Driver Jimmie Johnson, crew chief Chad Knaus and their No. 48 Hendrick Motorsports team made winning the Coca-Cola 600 look easy Sunday.

It’s difficult to appreciate really how hard that is.

Johnson led 334 of 400 laps in his Chevrolet. He and Elliott Sadler led all but 10 of the first 368 laps, and only Johnson’s need for the occasional trip to pit road allowed anyone else to lead at all.

Johnson started from the pole and his car, a Monte Carlo identified only as “4859” in the Hendrick Motorsports numbering system since Knaus doesn’t have the habit of giving names to his cars, was great from the get-go.

With 160 laps run before there was a caution, teams that had missed the initial setup didn’t get to make the adjustments that might have helped them keep up. But Knaus kept right on working, trying to make what looked like a perfect car even better.

“We adjusted the race car on every single stop we made,” Knaus said, without seeming to know that anyone watching No. 4859 blow away the field would question the sanity of putting a wrench anywhere near it.

The car was the first one built at Hendrick Motorsports specifically for Johnson to drive. Since its completion, Knaus has brought it to every points race Johnson has competed in at North Carolina’s Lowe’s Motor Speedway, and the results have been spectacular.

It could have now won three straight Coca-Cola 600s had Johnson not overshot his pit late in the 2002 race, where he led 263 laps before finishing seventh after the miscue. It did win last year’s rain-shortened 600, and Sunday night it obliterated everyone with apparent ease.

There is nothing easy, however, about dominating a race so badly that there was little else left to talk about afterward about the dominance itself.

“It really was a lot of fun,” Johnson said. “But in some cases it’s almost better to be in second or third trying to move forward. When you’re up front and you have the bull’s-eye on you and all the other teams are trying to outdo your times.”

“The thing that is key right now is that we don’t feel a whole lot of pressure,” said Knaus, whose driver now is second in the standings, just five points behind leader Dale Earnhardt Jr.

“We don’t have to be leading the points right now, all we have to do is be in the top 10 after the first 26 races. That takes a lot of the pressure off of us, it allows us to get aggressive when we want to get aggressive.”

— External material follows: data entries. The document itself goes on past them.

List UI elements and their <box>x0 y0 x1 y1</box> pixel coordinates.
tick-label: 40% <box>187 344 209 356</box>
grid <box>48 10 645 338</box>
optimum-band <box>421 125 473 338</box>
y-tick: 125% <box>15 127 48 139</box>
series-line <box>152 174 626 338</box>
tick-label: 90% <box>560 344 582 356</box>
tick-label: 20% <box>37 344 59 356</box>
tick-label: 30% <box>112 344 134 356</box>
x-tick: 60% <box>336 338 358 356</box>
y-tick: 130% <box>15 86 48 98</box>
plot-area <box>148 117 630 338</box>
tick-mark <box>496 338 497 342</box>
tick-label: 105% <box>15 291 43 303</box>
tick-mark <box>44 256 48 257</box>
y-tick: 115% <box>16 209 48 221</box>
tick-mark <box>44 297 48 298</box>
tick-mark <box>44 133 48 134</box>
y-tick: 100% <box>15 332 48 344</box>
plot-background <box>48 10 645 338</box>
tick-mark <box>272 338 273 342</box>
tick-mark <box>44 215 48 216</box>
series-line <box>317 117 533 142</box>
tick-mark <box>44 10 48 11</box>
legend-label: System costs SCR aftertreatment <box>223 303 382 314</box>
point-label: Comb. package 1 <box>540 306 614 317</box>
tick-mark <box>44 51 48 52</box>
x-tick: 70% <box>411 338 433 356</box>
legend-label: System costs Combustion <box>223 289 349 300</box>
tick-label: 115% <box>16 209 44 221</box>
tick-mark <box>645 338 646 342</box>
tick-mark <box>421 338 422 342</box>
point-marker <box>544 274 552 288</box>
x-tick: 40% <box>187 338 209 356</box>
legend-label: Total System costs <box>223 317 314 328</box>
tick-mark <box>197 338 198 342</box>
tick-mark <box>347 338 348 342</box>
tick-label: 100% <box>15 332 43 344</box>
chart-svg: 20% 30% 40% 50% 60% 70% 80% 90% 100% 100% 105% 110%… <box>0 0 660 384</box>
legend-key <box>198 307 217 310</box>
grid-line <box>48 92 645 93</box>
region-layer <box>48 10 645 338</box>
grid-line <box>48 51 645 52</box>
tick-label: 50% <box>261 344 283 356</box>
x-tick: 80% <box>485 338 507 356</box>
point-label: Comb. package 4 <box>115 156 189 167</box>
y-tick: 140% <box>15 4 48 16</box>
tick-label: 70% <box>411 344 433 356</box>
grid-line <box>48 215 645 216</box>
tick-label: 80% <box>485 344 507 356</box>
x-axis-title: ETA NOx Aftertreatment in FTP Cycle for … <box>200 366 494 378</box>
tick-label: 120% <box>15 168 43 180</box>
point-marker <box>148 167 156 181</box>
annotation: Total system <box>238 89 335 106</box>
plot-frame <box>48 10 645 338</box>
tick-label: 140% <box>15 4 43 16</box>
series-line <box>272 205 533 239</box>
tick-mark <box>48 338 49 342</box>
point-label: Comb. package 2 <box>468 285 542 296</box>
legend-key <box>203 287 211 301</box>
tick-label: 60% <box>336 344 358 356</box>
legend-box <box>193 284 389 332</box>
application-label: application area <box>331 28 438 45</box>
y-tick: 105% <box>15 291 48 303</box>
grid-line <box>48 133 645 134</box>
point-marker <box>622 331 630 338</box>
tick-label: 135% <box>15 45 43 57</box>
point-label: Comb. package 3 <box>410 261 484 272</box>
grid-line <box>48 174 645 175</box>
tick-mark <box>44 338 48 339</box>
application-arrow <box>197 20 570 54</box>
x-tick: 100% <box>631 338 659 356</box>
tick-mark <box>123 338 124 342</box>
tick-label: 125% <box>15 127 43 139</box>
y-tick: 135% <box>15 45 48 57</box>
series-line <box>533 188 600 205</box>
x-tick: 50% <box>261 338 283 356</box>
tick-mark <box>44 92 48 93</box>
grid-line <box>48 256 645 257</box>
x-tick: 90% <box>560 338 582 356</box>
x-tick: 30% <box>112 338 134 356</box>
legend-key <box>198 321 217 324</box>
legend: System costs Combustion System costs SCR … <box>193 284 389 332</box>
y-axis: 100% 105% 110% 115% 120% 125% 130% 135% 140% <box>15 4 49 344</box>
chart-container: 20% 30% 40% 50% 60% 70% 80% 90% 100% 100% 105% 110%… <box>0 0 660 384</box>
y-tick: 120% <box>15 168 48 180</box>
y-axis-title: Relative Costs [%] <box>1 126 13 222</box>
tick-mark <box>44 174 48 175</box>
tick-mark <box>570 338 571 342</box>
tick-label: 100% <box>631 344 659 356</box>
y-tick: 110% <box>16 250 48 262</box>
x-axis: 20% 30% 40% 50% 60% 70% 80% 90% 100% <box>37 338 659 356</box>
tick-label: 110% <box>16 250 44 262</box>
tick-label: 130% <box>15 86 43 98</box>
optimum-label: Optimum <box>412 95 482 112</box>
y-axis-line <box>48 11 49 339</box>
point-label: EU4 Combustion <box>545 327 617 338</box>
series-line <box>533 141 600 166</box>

That strategy is shaped by the “Chase for the Nextel Cup Championship” format. After 26 races, the top 10 in points will have their totals reset to five points behind the driver ahead of them in the standings and five ahead of the driver behind them. Knaus said that allows him to take shots at winning races with the confidence that even if he makes wrong calls now and then, Johnson can still get a top-10 points spot.

It’s hard to argue, since Johnson has been out of the points top 10 for just two race weekends since the first month of his rookie season in 2002.

“We work our butts off to do one thing, and that’s to race,” Knaus said. “When we go into a race track wanting to win, and if we don’t win we go back and we just work until we get to the point where we can win.”